Читаем Кавалер Глюк полностью

— И поступили неправильно: уже одно то, что вы отвергли собственные попытки, свидетельствует в пользу вашего дарования. В детстве обучаешься музыке потому, что так хочется папе и маме, — бренчишь и пиликаешь напропалую, но неприметно делаешься восприимчивее к мелодии. Иногда полузабытая тема песенки, напетая по-своему, становится первой самостоятельной мыслью, и этот зародыш, старательно вскормленный за счет чужих сил, вырастает в великана и, поглощая все кругом, претворяет все в свой мозг, свою кровь! Да что там! Разве можно даже перечислить те пути, какими приходишь к сочинению музыки? Это широкая проезжая дорога, и все, кому не лень, суетятся на ней и торжествующе вопят: «Мы посвященные! Мы у цели!» А между тем в царство грез проникают через врата из слоновой кости; мало кому дано узреть эти врата, еще меньше — вступить в них! Причудливое зрелище открывается вошедшим. Странные видения мелькают здесь и там, одно своеобразнее другого. На проезжей дороге они не показываются, только за вратами слоновой кости можно увидеть их. Трудно вырваться из этого царства: точно к замку Альцины[6] путь преграждают чудовища; все здесь кружит, мелькает, вертится; многие так и прогрезят свою грезу в царстве грез — они растекаются в грезах и перестают отбрасывать тень, иначе они по тени увидели бы луч, пронизывающий все царство. Но лишь немногие, пробудясь от своей грезы, поднимаются вверх и, пройдя через царство грез, достигают истины. Это и есть вершина — соприкосновение с предвечным, неизреченным! Взгляните на солнце — оно трезвучие, из него, подобно звездам, сыплются аккорды и опутывают вас огненными нитями. Вы покоитесь в огненном коконе до той минуты, когда Психея вспорхнет к солнцу.

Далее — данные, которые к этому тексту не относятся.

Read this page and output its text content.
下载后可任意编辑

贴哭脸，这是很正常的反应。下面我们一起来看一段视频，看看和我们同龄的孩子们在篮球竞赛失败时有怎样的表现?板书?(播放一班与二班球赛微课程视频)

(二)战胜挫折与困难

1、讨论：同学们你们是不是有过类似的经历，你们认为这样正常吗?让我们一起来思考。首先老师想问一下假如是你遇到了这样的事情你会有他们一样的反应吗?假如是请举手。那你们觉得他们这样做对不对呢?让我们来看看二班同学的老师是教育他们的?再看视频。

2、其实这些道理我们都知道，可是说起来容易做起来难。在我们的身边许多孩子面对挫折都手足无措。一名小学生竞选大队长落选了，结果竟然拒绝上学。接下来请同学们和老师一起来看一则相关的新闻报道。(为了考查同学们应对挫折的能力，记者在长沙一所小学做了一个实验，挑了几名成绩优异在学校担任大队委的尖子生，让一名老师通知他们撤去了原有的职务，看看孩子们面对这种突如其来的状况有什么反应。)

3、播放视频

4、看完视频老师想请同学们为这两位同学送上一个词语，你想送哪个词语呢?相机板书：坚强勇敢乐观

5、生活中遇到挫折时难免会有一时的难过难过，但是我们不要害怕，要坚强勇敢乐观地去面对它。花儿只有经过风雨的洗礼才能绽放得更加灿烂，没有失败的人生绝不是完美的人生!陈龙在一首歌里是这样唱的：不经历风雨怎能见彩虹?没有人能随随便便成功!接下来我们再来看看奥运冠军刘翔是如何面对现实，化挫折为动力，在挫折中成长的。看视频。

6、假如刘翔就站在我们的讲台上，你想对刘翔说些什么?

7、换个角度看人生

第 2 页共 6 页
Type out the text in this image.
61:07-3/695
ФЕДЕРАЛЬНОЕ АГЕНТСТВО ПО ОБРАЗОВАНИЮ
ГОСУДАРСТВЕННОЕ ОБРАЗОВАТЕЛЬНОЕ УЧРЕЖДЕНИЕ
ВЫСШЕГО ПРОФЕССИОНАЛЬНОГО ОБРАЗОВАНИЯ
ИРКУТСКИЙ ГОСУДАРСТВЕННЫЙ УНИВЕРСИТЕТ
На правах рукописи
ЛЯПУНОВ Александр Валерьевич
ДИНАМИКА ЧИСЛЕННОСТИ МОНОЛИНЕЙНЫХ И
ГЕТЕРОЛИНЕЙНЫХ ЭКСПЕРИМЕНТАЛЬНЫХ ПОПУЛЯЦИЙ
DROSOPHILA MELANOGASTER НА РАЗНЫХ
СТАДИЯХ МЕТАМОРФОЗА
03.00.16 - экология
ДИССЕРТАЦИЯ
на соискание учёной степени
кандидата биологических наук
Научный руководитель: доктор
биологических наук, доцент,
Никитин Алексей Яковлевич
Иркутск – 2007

С этими словами он вскочил, вскинул к небу взор, вскинул руку. Затем снова сел и разом осушил налитый ему стакан. Наступило молчание, я поостерегся прервать его и тем нарушить ход мыслей своего необыкновенного собеседника.

Наконец он заговорил снова, уже спокойнее:

— Когда я пребывал в царстве грез, меня терзали скорби и страхи без числа. Это было во тьме ночи, и я пугался чудовищ с оскаленными образинами, то швырявших меня на дно морское, то поднимавших высоко над землей. Но вдруг лучи света прорезали ночной мрак, и лучи эти были звуки, которые окутали меня пленительным сиянием. Я очнулся от своих скорбей и увидел огромное светлое око, оно глядело на орган, и этот взгляд извлекал из органа звуки, которые искрились и сплетались в такие чудесные аккорды, какие никогда даже не грезились мне. Мелодия лилась волнами, и я качался на этих волнах и жаждал, чтобы они меня захлестнули; но око обратилось на меня и подняло над шумящей стремниной. Снова надвинулась ночь, и тут ко мне подступили два гиганта в сверкающих доспехах: основной тон и квинта! Они попытались притянуть меня к себе, но око усмехнулось: «Я знаю, о чем тоскует твоя душа; ласковая, нежная дева — терция — встанет между гигантами, ты услышишь ее сладкий голос, снова узришь меня, и мои мелодии станут твоими».

Он замолчал.

— И вам довелось снова узреть око?

— Да, довелось! Долгие годы томился я в царстве грез. Там, именно там! Я обретался в роскошной долине и слушал, о чем поют друг другу цветы. Только подсолнечник молчал и грустно клонился долу закрытым венчиком. Незримые узы влекли меня к нему. Он поднял головку — венчик раскрылся, а оттуда мне навстречу засияло око. И звуки, как лучи света, потянулись из моей головы к цветам, а те жадно впитывали их. Все шире и шире раскрывались лепестки подсолнечника; потоки пламени полились из них, охватили меня, — око исчезло, а в чашечке цветка очутился я.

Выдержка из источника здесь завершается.